15 juni 2023 Bekijk online
RULINGS&POLICY
Ontsluit rulings & kennisgroepstandpunten
Deze week zijn er 8 nieuwe samenvattingen van rulings gepubliceerd. Het betreft 4 advance tax rulings, 0 advance pricing agreements, 4 innovatiebox rulings, en 0 overige rulings.

Deze week 8 nieuwe rulings.

Ruling #3 betreft de kwalificatie van een buitenlandse rechtsvorm. De conclusie is:

Aan de hand van de antwoorden op bovenstaande vragen [i.e. de vragen uit 11 december 2019, nr. CPP2009/519M, “Classificatiebesluit"] alsmede de omstandigheid dat X een persoonlijke samenwerking kent, is geconcludeerd dat X meer kenmerken heeft van een personenvennootschap dan van een kapitaalvennootschap. X kwalificeert daarom voor de Nederlandse belastingheffing als een transparant samenwerkingsverband.

Mijn begrip is dat deze analyse niet compleet is - je zou verwachten dat onderdeel a en b onder kopje ‘Personenvennootschappen’ ook zouden worden behandeld - en mij was onbekend dat de omstandigheid dat X een persoonlijke samenwerking kent zozeer van belang was. 

Ruling #4 betreft het technisch aanmerkelijk belang, dat artikel heeft mijn bijzondere interesse.
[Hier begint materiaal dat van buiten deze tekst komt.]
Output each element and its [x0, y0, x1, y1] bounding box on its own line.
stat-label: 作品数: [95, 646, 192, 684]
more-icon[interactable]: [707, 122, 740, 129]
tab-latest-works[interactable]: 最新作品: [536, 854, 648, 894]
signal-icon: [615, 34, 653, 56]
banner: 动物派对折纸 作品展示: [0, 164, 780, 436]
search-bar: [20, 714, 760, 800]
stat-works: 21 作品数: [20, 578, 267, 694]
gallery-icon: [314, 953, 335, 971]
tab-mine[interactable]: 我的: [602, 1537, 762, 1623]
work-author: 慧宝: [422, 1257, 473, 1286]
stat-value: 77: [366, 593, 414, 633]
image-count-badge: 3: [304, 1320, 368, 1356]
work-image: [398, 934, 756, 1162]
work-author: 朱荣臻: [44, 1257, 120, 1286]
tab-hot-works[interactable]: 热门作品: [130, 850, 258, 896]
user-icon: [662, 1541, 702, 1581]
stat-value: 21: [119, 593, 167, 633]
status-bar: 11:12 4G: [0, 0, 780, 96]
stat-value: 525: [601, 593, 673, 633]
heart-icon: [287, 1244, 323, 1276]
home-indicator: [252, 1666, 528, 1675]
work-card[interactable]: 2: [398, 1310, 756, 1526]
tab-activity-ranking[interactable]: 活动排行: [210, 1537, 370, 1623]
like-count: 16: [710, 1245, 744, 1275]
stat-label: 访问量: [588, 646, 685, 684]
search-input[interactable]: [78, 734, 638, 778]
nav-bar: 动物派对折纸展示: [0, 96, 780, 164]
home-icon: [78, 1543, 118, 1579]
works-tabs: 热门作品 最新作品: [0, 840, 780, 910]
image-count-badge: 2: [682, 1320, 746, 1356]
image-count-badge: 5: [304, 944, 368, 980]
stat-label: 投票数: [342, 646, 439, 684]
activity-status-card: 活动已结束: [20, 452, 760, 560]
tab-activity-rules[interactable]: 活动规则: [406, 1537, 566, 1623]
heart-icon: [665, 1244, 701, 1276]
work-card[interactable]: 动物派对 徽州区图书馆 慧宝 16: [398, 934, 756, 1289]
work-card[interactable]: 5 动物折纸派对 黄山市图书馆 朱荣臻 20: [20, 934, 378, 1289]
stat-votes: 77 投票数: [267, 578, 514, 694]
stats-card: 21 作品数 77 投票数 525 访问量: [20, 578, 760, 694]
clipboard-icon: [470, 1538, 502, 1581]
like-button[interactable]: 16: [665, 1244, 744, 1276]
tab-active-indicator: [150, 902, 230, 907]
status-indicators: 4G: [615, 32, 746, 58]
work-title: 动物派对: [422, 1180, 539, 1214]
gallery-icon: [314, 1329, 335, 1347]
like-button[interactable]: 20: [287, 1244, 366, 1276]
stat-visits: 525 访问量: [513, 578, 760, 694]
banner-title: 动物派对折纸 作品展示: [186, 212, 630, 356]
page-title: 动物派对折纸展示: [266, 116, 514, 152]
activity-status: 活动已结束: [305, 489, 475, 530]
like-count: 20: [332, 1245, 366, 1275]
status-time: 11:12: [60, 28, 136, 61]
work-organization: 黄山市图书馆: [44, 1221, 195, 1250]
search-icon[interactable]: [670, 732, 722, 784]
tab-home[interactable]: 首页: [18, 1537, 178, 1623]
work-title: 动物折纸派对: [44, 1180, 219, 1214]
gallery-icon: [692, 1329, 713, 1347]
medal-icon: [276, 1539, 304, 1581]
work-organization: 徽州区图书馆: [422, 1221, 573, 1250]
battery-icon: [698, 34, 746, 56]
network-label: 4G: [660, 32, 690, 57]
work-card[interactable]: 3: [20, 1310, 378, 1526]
In dit kader ook interessant de conclusie van de A-G Wattel ten aanzien van de invulling van de misbruiktoets voor de inhoudingsvrijstelling dividendbelasting. In de ruling lijkt te worden vertrouwd op de objectieve toets om te kunnen concluderen dat er geen sprake is van een technisch aanmerkelijk belang:

Z wordt gehouden door de persoonlijke houdstervennootschappen van B en C. De persoonlijke houdstervennootschappen van B en C zijn actief betrokken bij X. Ze hebben kantoorruimte ter beschikking van waaruit de activiteiten worden verricht. Depersoonlijke houdstervennootschappen van B en C verrichten een economische functie,zodat er geen sprake is van een kunstmatige constructie. De aandelen van X kunnen ook (indirect) worden toegerekend aan het ondernemingsvermogen van de persoonlijke houdstervennootschappen van B en C. Dit betekent dat er wordt voldaan aan de objectievetoets en geen sprake is van misbruik als bedoeld in artikel 17, derde lid, onderdeel b vande Wet Vpb.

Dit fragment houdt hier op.